La scuola e l’università sono agenti valutatori perché la valutazione è un modo di imparare a conoscersi attraverso il giudizio degli altri, e perché il riconoscimento dei meriti e dell’impegno è uno sprone a migliorare. Negli anni, casomai, il sistema dell’educazione è diventato sempre meno competitivo, appiattito su logiche che non mettono al centro gli studenti. Non si spiegherebbe altrimenti perché sono sotto la media nei test Pisa per quanto riguarda la comprensione di un testo nella lingua madre.

 
Se non siamo in grado di ascoltarli, il problema è più radicale. Pensare che sia dovuto al sistema merito-centrico e competitivo vuol dire fallire l’obiettivo di farli crescere, di far comprendere loro che valutarli non vuol dire non comprenderli, ma aiutarli ad attrezzarsi per la vita.

  
Il danno che noi stiamo facendo, casomai, è il contrario di quello evocato: è nell’ingannarli circa il reale valore di quei voti e delle valutazioni, persino circa il valore dei programmi didattici e curriculari che offriamo; è nel non far capire loro che la sfida educativa è un percorso in cui i giudizi sono tappe di un cammino fatto di sconfitte, accelerazioni, cadute e maratone.

 
Un lavoro coordinato dal premio Nobel per l’economia Edmund Phelps ha mostrato che il rallentamento della capacità innovativa in Occidente è legato alla crisi dei valori moderni dell’individualismo, autostima, volontà di esprimere sé stessi. I giovani non sono esposti a un eccesso di individualismo, ma al suo declino; e questo affonda le radici anche nel modo in cui la scuola è organizzata e nei modelli culturali (e persino nelle letture) che propone.

   
Naturalmente, perché il sistema educativo possa sostenere i giovani nella loro evoluzione, esso deve essere accessibile. La studentessa, a tal proposito, ha denunciato che lo studio è un diritto negato: poche risorse e costi sproporzionati.

  
L’università, in Italia, costa più che altrove: la spesa media annua è di circa 1.500 euro, mentre in altri venti stati Ue si spende meno di mille euro (sebbene molti di essi abbiano redditi medi assai inferiori ai nostri). Anche la quota di studenti che ricevono borse di studio (il 14 per cento) è relativamente bassa. Dunque si può (e si deve) fare di più per promuovere l’accesso allo studio. Ma prima di quante, è importante chiedersi come le risorse debbano essere allocate. Francesco Giavazzi e altri hanno più volte sottolineato che l’università è sussidiata dalle tasse che pagano tutti, mentre vi accedono relativamente pochi.

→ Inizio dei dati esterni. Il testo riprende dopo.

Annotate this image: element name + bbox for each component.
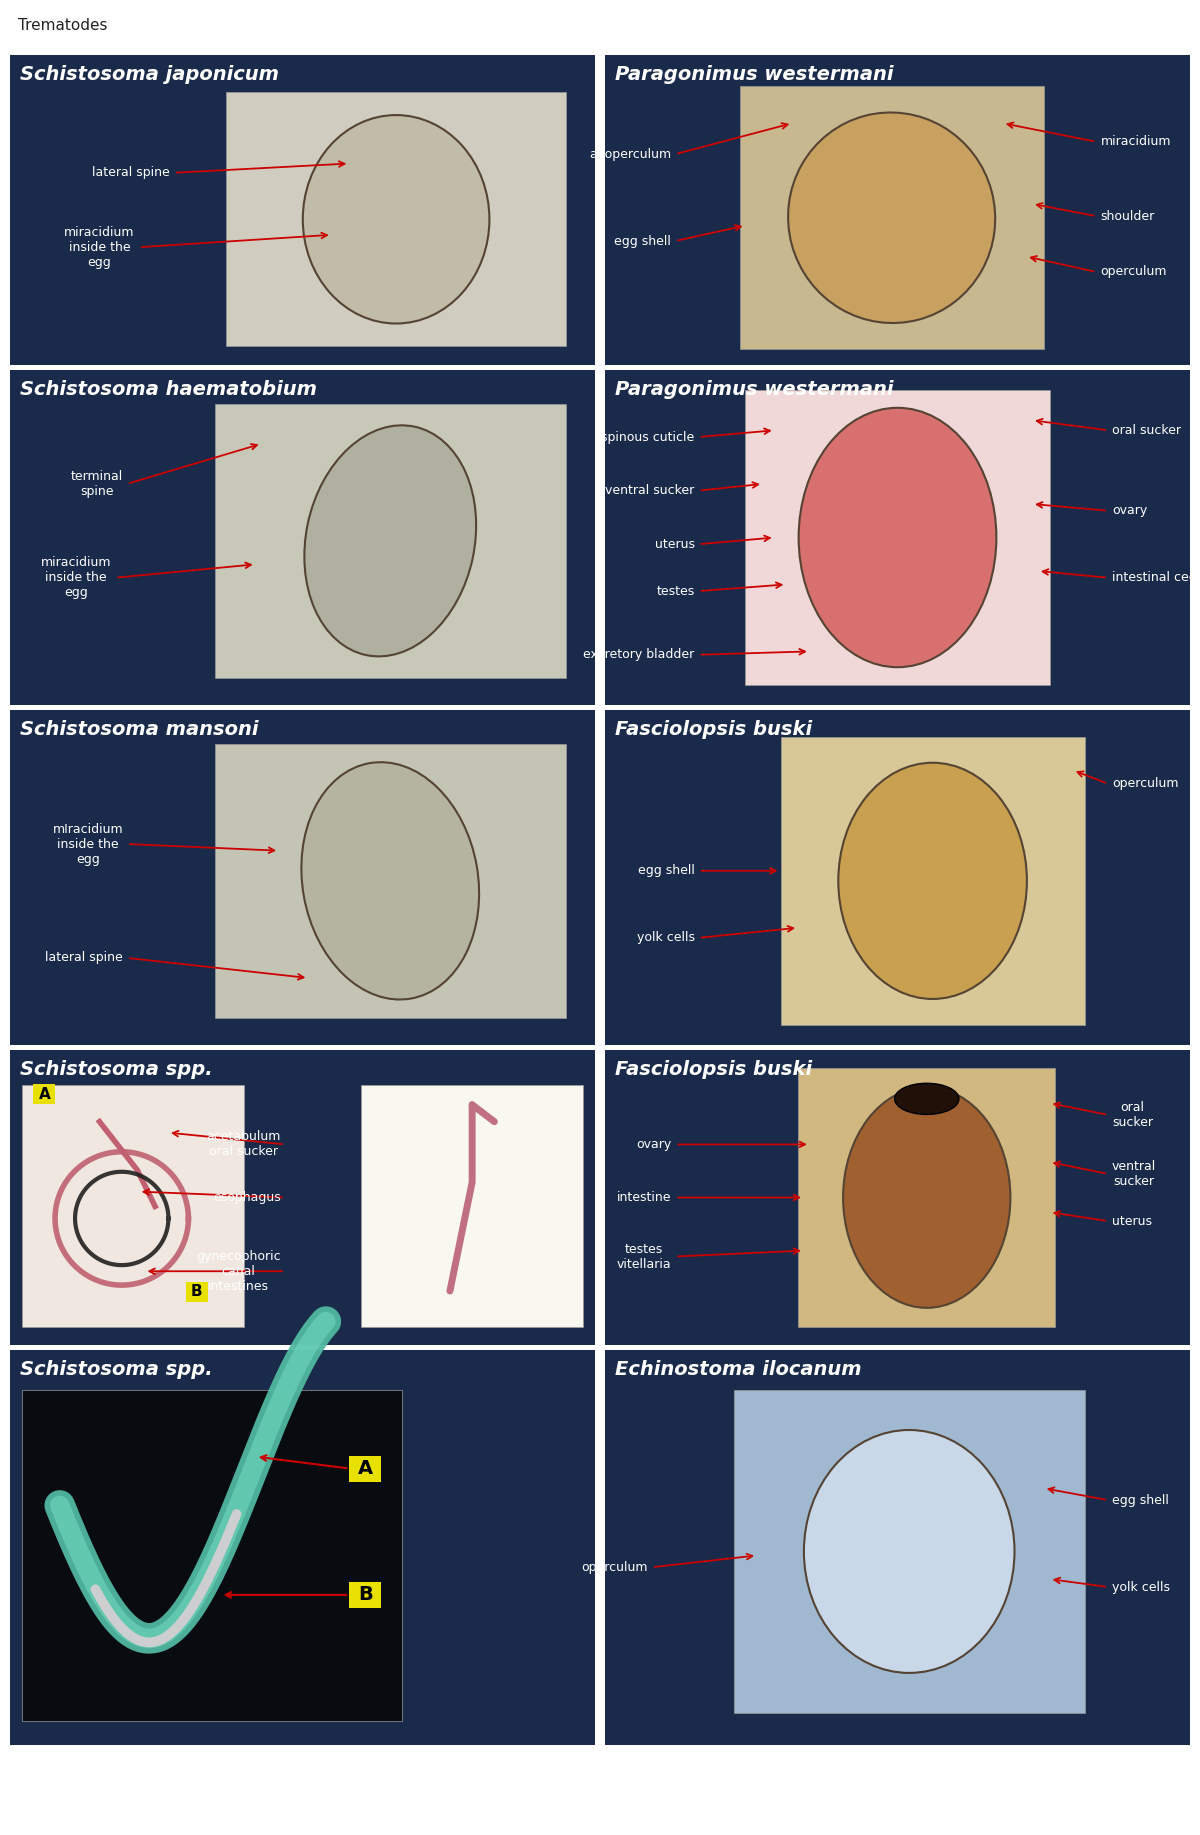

La sua eventuale gratuità finirebbe in sostanza per determinare un trasferimento di risorse dai poveri ai ricchi. 

   
Oltre tutto, la probabilità di affrontare un percorso universitario è maggiore per chi va al liceo rispetto a chi è andato in una scuola tecnica; ma, come hanno mostrato Marco Leonardi e Marco Paccagnella, la probabilità di andare al liceo è maggiore per i giovani provenienti da famiglie ad alto reddito. Per non dire del ruolo marginale che nel nostro ordinamento hanno gli Iit e dello stigma con cui sono marchiate le scuole tecniche. Quindi la faglia tra (figli dei) ricchi e poveri nasce prima e deriva da fattori culturali più che reddituali.

   
L’intervento, allora, va focalizzato sul miglioramento del sistema delle borse di studio, non sulla riduzione delle tasse, e a una maggiore capacità di offrire loro una formazione valida per il loro futuro. Per affrontare il problema dovremmo mettere a fuoco le esigenze degli studenti e aiutarli a trovare il percorso più adatto. Non puntare, come abbiamo fatto, sulla proliferazione delle sedi secondarie e dei corsi di laurea a misura di docente.